Property agents are confessing to a slowdown in certain areas as both buyers and sellers wait to assess what effect the election, and possible mansion tax introduction, will have on prices. However, Stephanie McMahon, head of research at Strutt & Parker, believes that the outlook for 2015 is not at all a gloomy one:
“Agents are reporting a continued slowdown in some areas as buyers and sellers nervously await news on the upcoming general election. This is beginning to feed through into transaction levels. As is often the case in uncertain times, it may also be that transaction levels will decrease in the run up to May 2015, but values could hold up better than expected,” says Stephanie McMahon, head of research at Strutt & Parker (source: Property Wire).

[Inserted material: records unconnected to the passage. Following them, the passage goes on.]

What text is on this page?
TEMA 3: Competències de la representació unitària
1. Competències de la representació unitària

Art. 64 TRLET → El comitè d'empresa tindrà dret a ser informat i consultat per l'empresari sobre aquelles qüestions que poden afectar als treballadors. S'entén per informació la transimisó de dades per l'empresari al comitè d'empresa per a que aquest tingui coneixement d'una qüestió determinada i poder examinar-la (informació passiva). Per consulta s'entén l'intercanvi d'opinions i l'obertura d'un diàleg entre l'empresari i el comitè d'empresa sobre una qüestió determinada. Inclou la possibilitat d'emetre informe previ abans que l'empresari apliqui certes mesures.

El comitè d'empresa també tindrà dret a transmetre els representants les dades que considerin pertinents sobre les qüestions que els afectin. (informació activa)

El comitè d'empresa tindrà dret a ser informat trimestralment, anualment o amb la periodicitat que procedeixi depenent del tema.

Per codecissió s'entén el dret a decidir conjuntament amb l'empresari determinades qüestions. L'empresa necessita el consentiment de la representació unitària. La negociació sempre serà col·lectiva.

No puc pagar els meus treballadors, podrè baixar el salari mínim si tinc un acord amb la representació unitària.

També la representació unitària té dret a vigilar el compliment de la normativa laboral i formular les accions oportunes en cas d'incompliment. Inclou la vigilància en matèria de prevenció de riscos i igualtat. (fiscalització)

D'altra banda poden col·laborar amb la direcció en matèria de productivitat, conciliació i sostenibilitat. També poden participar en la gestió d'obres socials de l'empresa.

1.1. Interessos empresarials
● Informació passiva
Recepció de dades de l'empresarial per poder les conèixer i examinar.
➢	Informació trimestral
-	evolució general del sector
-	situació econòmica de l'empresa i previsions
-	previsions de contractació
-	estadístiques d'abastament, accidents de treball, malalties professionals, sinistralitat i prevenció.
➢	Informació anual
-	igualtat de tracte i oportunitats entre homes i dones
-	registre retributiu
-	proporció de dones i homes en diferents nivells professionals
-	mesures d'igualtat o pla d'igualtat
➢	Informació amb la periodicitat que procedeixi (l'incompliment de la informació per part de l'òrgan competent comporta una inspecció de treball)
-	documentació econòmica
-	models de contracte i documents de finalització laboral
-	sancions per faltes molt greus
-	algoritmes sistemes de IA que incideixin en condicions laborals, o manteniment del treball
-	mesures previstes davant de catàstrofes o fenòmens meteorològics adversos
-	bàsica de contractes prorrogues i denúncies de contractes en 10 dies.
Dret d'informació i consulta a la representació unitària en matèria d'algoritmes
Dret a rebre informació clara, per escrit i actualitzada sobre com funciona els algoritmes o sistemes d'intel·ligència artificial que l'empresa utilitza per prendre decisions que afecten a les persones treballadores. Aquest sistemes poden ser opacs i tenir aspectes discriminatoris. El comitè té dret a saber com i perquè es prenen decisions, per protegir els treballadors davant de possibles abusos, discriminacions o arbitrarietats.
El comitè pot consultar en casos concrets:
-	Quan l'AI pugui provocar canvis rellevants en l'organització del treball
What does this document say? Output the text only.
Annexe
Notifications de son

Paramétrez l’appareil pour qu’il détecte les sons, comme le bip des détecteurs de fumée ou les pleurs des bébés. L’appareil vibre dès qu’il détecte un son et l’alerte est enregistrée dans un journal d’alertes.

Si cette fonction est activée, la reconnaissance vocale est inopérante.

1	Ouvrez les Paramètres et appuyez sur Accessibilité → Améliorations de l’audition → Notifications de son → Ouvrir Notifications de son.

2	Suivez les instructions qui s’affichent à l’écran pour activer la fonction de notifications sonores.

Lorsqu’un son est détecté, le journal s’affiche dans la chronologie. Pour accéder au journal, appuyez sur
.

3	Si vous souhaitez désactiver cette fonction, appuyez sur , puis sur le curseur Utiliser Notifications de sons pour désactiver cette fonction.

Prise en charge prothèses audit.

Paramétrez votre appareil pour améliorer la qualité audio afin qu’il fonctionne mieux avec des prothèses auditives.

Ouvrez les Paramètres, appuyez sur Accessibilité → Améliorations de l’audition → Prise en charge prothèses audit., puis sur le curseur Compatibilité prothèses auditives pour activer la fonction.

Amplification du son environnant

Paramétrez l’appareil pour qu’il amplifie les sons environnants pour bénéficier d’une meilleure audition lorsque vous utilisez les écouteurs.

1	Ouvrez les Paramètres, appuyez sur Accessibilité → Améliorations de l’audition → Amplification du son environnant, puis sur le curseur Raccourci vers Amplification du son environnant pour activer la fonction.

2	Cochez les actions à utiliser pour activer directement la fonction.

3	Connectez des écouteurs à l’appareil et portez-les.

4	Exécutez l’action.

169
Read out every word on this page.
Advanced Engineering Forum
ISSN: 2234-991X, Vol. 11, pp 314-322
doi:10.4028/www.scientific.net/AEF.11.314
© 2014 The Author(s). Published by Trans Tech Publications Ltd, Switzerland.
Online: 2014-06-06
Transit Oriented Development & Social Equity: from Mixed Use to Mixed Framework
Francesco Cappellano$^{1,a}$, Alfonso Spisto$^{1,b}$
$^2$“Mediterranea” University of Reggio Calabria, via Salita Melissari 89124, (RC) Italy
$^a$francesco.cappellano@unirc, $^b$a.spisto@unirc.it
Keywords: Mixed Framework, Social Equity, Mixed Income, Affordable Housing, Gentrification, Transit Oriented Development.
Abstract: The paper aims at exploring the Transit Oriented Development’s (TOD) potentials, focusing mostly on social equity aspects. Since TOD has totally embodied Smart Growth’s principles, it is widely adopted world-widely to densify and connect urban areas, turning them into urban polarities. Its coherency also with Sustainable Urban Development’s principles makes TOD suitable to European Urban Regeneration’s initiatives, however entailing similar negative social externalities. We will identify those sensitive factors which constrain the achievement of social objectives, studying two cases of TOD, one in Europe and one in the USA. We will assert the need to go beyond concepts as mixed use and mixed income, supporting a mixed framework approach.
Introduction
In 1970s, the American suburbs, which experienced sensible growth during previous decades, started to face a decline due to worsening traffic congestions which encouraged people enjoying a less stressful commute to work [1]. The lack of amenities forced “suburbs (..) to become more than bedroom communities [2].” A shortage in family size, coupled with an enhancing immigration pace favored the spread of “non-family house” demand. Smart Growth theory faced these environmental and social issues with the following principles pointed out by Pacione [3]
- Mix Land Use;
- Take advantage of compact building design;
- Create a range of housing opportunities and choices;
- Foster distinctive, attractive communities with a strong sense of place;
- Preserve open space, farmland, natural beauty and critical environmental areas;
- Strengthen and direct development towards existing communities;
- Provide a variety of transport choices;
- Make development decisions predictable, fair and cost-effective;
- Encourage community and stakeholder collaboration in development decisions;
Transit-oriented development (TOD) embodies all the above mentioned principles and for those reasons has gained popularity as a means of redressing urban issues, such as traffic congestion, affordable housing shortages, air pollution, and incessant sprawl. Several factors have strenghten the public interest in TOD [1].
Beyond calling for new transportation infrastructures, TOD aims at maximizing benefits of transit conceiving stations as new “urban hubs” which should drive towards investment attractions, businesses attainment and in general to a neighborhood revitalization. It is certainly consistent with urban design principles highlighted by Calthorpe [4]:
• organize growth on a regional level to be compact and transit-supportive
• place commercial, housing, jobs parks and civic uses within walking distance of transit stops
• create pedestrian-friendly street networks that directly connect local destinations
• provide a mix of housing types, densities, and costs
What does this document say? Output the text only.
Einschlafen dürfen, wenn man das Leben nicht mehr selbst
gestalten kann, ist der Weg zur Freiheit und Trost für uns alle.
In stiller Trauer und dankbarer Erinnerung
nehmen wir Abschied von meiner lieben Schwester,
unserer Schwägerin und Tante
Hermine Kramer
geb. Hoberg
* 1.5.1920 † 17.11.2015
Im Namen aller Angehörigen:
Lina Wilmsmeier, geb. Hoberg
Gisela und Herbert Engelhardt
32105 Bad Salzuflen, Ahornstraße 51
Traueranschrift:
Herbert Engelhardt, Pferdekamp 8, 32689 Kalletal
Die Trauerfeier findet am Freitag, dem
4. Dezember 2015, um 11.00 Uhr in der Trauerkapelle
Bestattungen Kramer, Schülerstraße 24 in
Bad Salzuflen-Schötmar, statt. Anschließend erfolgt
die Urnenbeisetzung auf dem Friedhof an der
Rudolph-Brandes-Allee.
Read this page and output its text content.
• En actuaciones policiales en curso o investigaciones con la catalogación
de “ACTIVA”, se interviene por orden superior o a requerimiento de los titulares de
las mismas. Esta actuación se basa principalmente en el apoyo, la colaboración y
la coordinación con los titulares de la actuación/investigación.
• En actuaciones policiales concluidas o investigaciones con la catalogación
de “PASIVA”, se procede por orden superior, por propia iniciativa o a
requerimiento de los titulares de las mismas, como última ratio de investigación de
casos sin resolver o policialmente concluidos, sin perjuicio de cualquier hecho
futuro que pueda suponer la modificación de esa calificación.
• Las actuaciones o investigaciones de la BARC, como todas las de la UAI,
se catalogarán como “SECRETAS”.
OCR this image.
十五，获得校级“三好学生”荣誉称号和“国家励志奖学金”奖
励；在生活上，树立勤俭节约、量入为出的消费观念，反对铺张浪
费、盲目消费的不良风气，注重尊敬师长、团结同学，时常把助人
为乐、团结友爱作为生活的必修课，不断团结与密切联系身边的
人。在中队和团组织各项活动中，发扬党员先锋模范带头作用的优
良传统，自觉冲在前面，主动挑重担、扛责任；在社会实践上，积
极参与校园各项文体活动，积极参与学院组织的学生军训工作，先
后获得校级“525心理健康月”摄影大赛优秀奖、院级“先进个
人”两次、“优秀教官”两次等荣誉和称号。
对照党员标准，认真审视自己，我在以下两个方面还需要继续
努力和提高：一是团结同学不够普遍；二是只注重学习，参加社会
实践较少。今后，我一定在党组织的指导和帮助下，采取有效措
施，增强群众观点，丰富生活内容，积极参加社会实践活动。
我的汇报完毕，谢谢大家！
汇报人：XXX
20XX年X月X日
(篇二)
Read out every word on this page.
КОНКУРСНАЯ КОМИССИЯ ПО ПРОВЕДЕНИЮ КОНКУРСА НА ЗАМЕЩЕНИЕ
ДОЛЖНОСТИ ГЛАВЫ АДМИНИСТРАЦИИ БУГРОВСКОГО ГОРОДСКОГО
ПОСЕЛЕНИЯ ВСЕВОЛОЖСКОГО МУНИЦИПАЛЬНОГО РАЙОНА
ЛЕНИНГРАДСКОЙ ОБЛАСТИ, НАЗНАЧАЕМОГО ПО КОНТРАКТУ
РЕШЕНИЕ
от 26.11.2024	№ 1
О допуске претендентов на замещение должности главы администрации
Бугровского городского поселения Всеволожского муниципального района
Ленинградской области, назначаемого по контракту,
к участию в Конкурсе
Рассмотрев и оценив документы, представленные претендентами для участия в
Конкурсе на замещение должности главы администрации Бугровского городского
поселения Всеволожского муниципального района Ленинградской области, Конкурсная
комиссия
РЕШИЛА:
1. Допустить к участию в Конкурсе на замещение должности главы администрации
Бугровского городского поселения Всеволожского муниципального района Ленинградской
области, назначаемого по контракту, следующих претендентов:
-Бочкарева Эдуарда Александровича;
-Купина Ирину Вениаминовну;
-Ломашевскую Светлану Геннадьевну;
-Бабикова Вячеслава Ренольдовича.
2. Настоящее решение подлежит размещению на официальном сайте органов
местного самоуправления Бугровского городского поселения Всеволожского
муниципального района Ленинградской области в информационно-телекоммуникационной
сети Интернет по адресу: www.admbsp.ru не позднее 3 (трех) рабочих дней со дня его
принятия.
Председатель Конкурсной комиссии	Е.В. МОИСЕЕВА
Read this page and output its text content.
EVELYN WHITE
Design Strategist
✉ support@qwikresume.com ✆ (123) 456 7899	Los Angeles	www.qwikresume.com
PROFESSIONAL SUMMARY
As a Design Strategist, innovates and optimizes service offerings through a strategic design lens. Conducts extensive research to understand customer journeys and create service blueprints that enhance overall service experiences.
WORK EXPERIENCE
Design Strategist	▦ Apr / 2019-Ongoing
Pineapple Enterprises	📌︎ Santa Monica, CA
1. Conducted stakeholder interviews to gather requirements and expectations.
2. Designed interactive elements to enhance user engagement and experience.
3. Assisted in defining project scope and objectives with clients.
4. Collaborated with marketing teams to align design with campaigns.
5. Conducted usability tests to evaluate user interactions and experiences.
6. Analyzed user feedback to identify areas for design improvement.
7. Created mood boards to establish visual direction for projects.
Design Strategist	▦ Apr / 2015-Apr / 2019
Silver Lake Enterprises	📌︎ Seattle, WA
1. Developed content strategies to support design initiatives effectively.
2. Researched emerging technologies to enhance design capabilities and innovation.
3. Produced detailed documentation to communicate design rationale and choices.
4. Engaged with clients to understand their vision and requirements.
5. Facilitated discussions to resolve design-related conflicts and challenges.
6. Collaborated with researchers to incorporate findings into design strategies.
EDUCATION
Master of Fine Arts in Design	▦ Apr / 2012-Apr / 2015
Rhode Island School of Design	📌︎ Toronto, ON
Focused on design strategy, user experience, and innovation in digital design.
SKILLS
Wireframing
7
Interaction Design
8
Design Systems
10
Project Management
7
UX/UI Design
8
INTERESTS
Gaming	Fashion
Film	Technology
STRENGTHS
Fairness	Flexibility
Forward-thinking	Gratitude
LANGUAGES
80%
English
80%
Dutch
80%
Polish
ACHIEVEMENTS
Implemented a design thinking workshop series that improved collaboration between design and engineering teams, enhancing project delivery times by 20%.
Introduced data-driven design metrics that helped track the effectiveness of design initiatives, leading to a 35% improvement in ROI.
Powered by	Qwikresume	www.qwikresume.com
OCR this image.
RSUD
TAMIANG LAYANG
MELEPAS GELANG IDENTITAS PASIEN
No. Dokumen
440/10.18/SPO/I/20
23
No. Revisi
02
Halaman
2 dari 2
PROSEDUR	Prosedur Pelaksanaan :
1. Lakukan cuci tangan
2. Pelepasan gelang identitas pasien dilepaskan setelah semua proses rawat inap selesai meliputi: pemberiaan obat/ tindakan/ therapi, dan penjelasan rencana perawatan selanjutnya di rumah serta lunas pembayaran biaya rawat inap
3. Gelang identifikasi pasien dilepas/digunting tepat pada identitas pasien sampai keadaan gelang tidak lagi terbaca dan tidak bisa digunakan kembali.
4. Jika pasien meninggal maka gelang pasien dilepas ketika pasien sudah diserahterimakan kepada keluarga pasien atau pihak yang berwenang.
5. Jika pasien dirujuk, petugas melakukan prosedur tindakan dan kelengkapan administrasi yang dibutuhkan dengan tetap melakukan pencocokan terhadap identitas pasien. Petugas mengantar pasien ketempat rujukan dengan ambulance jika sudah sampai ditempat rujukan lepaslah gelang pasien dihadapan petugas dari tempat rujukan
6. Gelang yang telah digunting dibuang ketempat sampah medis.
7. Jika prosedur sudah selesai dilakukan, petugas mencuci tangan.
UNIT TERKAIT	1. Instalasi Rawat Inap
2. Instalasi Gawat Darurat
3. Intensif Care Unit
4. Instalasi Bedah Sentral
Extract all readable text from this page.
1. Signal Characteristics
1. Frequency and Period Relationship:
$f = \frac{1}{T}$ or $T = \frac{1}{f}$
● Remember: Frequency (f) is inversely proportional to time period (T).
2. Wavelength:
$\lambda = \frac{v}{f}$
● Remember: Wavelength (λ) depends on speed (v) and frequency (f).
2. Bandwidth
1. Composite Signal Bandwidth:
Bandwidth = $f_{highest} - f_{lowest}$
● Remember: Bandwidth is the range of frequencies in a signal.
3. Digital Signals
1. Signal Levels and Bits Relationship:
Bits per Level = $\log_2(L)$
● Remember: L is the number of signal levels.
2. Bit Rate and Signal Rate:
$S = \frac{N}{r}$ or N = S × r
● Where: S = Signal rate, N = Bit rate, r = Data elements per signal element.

Another estate agency also reporting dramatically slowed growth in London, Countrywide, confirmed Strutt & Parker’s assessment. It forecast that the market would remain uncertain in 2015 due to the general election, ‘the prospect of interest rate rises...and the general economic backdrop’ (source: ft.com).
Housing prices are set by the simple economic rule of supply and demand. Owing to a huge influx of foreign capital in London in recent years and a recovering economy, demand, particularly in London, has been high. However, government has done well to keep us with this demand. “On the supply side, the government is continuing to boost house building across the country, and recent output figures from the construction sector reflect this,” says McMahon. The Bank of England’s tighter rein on mortgage lending is also serving to temper the unsustainable growth by decreasing realistic demand.
However, the economy is expected to pick up in 2015, according to Robert Gardner Nationwide’s chief economist, which will positively impact upon house prices. Buyer interest is likely to be boosted by increasing consumer confidence, strong employment figures and the prospect of higher earnings come 2015, according to Gardner.
‘Above and beyond the general election there are a number of other potential headwinds slowing the property market, including talk of interest rate changes and the Mortgage Market Review (MMR) and the slowdown it is causing,’ says McMahon.
Homeowners, particularly in central London, may be lamenting a more tempered growth in their equity; however, experts believe that a more stable property market is desirable. While stability is only likely to be achieved after a number of political decisions are concluded, prospective buyers can expect a range of slightly more affordable housing options come 2015, especially if the construction industry can keep pace with demand.